With this in mind, working with Pantone was an easy choice for Elton. There are few artists who are really making waves internationally while creating forward-thinking and truly striking art, but Felipe is definitely one of them. With a passion and affinity for music as well as art, Felipe was an obvious choice for us and we couldn’t be happier with the bold, music-inspired limited edition gift packs he has produced.”

We caught up with Pantone about the project, his art, and who he is listening to right now.

Did you always know you wanted to be an artist?
No I had no idea. All I wanted to do was graffiti until I went to art school (randomly as well, because my mum wanted me to study something), and then I realised what being an artist meant, and then I was like oh, I can do that.

There is a glitchy, hallucinogenic aspect to your art – how much are you creatively inspired by the internet and technology?
Very. I’m very inspired by the internet and technology. I think the internet is one of the three biggest inventions in human history – the first being the invention of writing; the second being the invention of printing. It affects my work; the way I make work, the way I show my work, the way I see the world and how I talk about it.

What would you say are the main themes that run through your work?
Dynamism, transformation, speed, impermanence; all of things I think are characteristic of the world that we live in.

How important do you think the visual side to music is?
I think it makes sense to create visual art with music. The same way music enhances films, visual art enhances music.

Do you think it is important for artists to be multi-disciplinary, and open to collaborating with different media?
I think change of disciplines is really good for creativity. Having new limits creates new challenges to overcome.

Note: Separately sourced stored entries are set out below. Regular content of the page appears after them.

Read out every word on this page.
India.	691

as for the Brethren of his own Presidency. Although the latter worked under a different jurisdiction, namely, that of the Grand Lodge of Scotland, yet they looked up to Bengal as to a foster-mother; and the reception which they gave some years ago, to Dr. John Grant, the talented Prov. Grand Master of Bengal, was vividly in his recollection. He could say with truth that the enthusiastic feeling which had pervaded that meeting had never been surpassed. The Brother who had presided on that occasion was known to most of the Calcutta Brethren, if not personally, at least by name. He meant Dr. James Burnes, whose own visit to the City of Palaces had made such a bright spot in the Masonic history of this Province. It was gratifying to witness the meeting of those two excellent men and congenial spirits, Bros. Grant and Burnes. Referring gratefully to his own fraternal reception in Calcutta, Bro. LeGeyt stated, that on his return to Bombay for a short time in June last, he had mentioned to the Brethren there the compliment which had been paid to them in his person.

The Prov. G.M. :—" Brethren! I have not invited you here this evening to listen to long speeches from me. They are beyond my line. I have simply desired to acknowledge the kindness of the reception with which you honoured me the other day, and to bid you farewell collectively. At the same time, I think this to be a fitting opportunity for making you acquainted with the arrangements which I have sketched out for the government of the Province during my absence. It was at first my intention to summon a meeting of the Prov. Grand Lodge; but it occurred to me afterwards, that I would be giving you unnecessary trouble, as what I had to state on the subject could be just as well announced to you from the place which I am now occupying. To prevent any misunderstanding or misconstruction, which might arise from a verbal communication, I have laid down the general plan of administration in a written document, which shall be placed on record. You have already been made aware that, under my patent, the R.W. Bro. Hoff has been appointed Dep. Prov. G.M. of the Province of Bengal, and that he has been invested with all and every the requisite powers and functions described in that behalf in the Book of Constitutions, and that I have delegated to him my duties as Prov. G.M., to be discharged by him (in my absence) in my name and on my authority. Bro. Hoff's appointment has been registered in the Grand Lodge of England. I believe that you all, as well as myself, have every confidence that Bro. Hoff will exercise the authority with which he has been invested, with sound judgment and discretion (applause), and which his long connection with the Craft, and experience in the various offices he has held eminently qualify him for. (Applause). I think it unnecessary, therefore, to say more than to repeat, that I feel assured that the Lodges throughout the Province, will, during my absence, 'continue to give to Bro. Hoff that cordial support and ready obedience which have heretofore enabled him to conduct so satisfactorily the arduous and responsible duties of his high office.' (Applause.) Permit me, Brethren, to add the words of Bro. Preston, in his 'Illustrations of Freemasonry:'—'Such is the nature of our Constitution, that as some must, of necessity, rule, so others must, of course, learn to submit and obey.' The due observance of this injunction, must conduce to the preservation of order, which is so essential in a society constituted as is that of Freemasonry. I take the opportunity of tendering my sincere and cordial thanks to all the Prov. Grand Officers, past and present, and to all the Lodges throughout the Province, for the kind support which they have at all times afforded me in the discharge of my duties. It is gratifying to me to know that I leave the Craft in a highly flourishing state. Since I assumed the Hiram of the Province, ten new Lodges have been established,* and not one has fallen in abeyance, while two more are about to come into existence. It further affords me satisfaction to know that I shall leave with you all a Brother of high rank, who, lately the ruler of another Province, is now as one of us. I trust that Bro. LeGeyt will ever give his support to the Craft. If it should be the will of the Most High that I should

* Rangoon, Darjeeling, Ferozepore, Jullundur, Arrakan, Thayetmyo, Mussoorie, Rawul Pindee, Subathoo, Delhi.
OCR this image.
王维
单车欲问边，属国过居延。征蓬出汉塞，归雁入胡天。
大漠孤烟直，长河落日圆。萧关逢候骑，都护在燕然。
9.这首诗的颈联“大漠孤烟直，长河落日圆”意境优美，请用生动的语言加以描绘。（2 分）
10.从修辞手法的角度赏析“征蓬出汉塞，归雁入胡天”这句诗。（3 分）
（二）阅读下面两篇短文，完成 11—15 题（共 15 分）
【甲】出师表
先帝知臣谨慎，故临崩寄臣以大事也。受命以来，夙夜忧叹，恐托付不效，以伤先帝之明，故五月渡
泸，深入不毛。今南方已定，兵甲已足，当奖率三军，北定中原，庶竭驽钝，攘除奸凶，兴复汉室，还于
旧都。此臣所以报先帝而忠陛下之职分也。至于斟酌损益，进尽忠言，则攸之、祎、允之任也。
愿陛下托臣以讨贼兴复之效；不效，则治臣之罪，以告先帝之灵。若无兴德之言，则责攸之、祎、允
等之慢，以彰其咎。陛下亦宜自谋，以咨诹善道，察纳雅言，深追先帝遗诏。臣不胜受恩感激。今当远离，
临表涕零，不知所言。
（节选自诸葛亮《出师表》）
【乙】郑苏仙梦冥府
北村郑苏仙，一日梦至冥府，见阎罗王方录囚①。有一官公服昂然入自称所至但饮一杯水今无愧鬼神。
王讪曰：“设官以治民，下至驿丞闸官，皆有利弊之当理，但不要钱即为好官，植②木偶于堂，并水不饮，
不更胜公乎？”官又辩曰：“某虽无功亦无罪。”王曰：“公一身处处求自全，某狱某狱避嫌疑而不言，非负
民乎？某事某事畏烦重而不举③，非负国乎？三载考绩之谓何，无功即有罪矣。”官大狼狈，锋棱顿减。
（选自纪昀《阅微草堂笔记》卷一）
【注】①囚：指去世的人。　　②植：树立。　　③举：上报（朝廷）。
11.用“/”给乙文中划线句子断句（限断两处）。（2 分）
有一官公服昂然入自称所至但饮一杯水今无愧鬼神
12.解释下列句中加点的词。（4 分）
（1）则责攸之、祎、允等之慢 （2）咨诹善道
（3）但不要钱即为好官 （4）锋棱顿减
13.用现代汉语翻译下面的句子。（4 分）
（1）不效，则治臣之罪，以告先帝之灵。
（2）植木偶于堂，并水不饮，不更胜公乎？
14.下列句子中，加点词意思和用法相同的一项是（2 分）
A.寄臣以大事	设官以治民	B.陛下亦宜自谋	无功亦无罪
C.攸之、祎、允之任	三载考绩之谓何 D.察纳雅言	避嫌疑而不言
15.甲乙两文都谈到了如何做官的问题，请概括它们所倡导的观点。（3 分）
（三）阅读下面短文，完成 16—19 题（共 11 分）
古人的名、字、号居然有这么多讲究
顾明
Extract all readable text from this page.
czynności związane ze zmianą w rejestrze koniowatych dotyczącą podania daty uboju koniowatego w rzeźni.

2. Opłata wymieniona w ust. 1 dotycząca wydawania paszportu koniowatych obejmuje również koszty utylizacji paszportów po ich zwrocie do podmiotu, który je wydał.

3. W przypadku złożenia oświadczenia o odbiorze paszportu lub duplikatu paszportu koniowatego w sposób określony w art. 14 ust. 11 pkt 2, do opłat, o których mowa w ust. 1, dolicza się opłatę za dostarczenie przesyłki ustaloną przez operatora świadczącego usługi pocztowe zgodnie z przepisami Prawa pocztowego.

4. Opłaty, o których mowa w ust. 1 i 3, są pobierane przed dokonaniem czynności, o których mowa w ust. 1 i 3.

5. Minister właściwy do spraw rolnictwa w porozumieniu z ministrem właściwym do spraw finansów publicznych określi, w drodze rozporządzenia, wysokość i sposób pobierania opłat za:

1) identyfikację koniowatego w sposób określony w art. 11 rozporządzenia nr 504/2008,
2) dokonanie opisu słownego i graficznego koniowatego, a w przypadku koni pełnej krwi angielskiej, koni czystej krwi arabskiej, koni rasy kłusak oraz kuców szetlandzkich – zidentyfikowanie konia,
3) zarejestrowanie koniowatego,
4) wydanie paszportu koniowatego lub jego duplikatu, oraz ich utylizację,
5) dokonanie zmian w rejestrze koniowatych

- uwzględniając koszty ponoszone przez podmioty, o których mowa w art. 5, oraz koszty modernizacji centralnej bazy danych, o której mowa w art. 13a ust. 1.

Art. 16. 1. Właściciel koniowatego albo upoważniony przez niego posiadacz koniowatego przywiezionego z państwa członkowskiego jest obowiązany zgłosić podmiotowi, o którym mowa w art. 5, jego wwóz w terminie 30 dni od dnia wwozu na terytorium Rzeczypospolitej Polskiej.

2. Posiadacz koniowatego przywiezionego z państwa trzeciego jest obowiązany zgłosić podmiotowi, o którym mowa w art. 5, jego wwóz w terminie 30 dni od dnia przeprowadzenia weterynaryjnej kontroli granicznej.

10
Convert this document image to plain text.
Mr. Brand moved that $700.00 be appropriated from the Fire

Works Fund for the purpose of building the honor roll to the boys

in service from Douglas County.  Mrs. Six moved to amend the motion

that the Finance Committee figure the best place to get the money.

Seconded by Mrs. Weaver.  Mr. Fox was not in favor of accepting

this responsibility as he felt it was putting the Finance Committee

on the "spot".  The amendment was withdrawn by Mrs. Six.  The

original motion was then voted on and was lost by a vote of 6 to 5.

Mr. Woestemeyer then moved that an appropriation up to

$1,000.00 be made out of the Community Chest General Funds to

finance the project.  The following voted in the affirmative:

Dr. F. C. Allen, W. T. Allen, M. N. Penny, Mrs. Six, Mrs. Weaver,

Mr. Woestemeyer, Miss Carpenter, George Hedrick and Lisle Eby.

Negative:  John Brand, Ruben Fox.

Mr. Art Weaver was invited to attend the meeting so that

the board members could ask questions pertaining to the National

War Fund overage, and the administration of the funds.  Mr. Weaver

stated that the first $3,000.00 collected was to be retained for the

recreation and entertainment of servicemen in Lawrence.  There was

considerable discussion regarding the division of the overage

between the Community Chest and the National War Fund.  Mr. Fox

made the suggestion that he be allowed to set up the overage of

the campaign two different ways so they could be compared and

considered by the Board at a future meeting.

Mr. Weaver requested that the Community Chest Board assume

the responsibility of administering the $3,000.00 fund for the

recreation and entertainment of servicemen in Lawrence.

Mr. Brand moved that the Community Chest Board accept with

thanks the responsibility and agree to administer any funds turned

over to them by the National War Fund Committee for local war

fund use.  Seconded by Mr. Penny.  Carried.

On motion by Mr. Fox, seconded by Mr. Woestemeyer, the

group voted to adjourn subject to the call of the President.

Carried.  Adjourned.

You do a lot of public space art as well as private space collections, do you enjoy one more than the other?
No, actually I like them the exact same amount. Working on the street does have its limitations like police chasing you, the fact it’s raining or you’ve brought the wrong paints because it’s dark. All of those factors mean you have to come up with an idea of how it’s going to work, but that’s really cool, I really like that. On the other hand, you then work in a white cube and you can do whatever you want in your beautiful studio which gives you all the freedom to create, that’s also really good.

In a time where the world is so divided, what role does art and music have to play in helping to reunite people?
I don’t think the world is divided at all, I think in many ways, we’re way more connected than we used to be. Nowadays, as an artist – and I guess it’s the same with musicians – you can see the work of other artists from all over and come up with ways of collaborating which brings people together.

How crucial is it for brands like Ballantine’s to use their platform to give opportunities to underground or up-and-coming musicians, as they are with their True Music Series?
I think it’s crucial for brands and institutions to use their resources to invest in culture in any way. The Ballantine’s True Music series is all about giving artists a platform to share and visualise music which I thought was interesting.

Who are you listening to at the moment?
I listen to Spotify’s Discover Weekly playlist a lot, and right now, I’m listening to a lot of John Maus, Buvette, Bad Bunny and Tom Waits, just to give a few.